UFC

Eddie Alvarez: „Trudno podejmować ryzyko przeciwko komuś takiemu”

Eddie Alvarez wyjaśnia swoją taktykę na walkę z Anthonym Pettisem i wskazuje kolejne cele.

Był mistrz Bellatora, Eddie Alvarez przychodził do UFC z wielkimi nadziejami. Już w debiucie jego zapał ostudził Donald Cerrone i choć w następnym pojedynku filadelfijczyk zanotował dwa zwycięstwa, to styl, w jakim tego dokonał, pozostawia wiele do życzenia.

Jestem swoim największym krytykiem. Nie potrzebuję, aby ktokolwiek mówił mi, co źle zrobiłem. Chcę być o wiele bardziej ekscytujący, zaufajcie mi. Ale nie walczę z gośćmi z 25. albo 30. pozycji w rankingu.

– stwierdził Alvarez na konferencji prasowej po gali UFC Fight Night 81, na której po przepełnionym klinczem i mniej lub bardziej skutecznymi zapasami boju niejednogłośnie wypunktował Anthony’ego Pettisa.

Na szczycie jest tylko minimalny margines błędu i nie możesz wyjść tam z brawurą na gościa takiego jak Anthony Pettis, który jest bardzo niebezpieczny, utalentowany, ale posiada dużą lukę w swojej grze, więc musiałem ją wykorzystać. Byłbym głupcem, nie czyniąc tego. Więc zdecydowanie wykonałem swoją pracę. Gdybym był w stanie w międzyczasie wpleść coś efektownego, byłoby świetnie, ale, słuchajcie, chcę osiągnąć tu coś wielkiego.

Dla 32-letniego zawodnika jest to drugie z rzędu zwycięstwo w oktagonie po tym, jak wcześniej pokonał, również przez niejednogłośną decyzję, która mogła pójść w obie strony, Gilberta Melendeza.

Chciałbym móc rozpuścić bardziej ręce, ale Anthony to niebezpieczny gość i celem było zmęczyć go, odebrać mu moc w tych niekonwencjonalnych uderzeniach i po prostu przyszpilić go do siatki i tam obijać. Jest taki utalentowany. Trudno jest podejmować ryzyko przeciwko takiemu gościowi.

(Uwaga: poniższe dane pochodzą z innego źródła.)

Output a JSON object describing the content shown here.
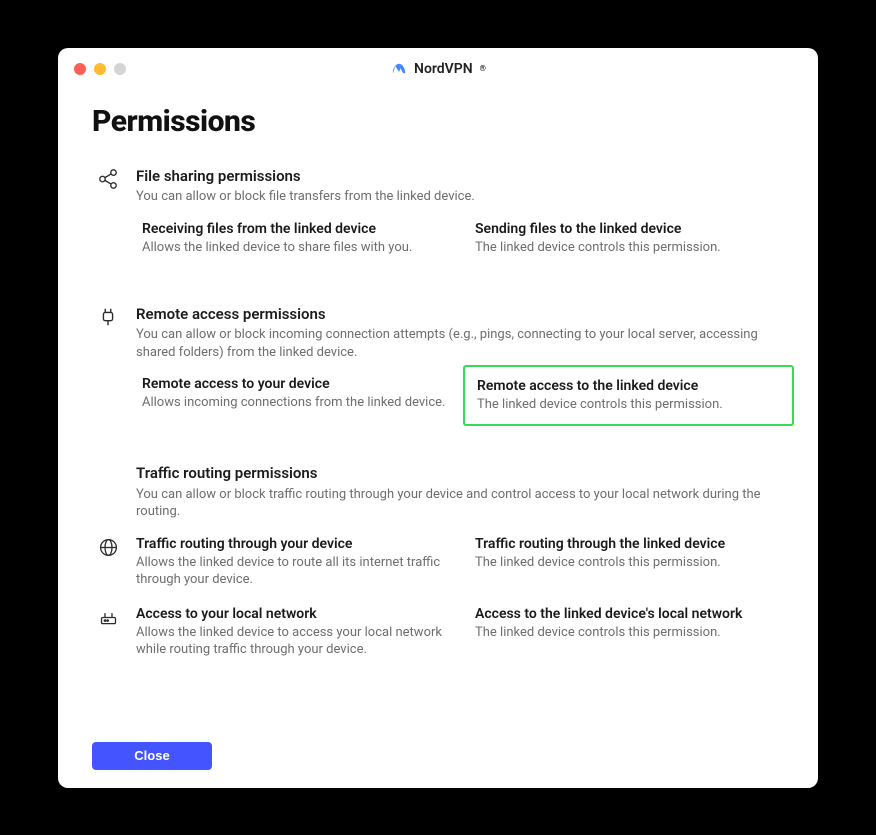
{
  "window": {
    "brand": "NordVPN",
    "page_title": "Permissions",
    "close_button_label": "Close"
  },
  "sections": {
    "file_sharing": {
      "title": "File sharing permissions",
      "desc": "You can allow or block file transfers from the linked device.",
      "left": {
        "title": "Receiving files from the linked device",
        "desc": "Allows the linked device to share files with you."
      },
      "right": {
        "title": "Sending files to the linked device",
        "desc": "The linked device controls this permission."
      }
    },
    "remote_access": {
      "title": "Remote access permissions",
      "desc": "You can allow or block incoming connection attempts (e.g., pings, connecting to your local server, accessing shared folders) from the linked device.",
      "left": {
        "title": "Remote access to your device",
        "desc": "Allows incoming connections from the linked device."
      },
      "right": {
        "title": "Remote access to the linked device",
        "desc": "The linked device controls this permission."
      }
    },
    "traffic": {
      "title": "Traffic routing permissions",
      "desc": "You can allow or block traffic routing through your device and control access to your local network during the routing.",
      "row1": {
        "left": {
          "title": "Traffic routing through your device",
          "desc": "Allows the linked device to route all its internet traffic through your device."
        },
        "right": {
          "title": "Traffic routing through the linked device",
          "desc": "The linked device controls this permission."
        }
      },
      "row2": {
        "left": {
          "title": "Access to your local network",
          "desc": "Allows the linked device to access your local network while routing traffic through your device."
        },
        "right": {
          "title": "Access to the linked device's local network",
          "desc": "The linked device controls this permission."
        }
      }
    }
  }
}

Po pokonaniu dwóch mocnych rywali Alvarez nie ukrywa, co jest jego celem.

Gdy podpisywałem umowę z Lorenzo i Daną, po prostu powiedziałem im, że chcę najlepszych gości, jakich macie w tej dywizji. Nie chciałem top 15. Chciałem najlepszych gości. Dali mi więc najlepszych gości i, szczerze mówiąc, nie wiem, na co teraz zasługuję. To zależy od szefów. Kogokolwiek dadzą, z tym będę walczył. Mam nadzieję, że będzie to o pas. Marzę, marzę, marzę o walce o pas.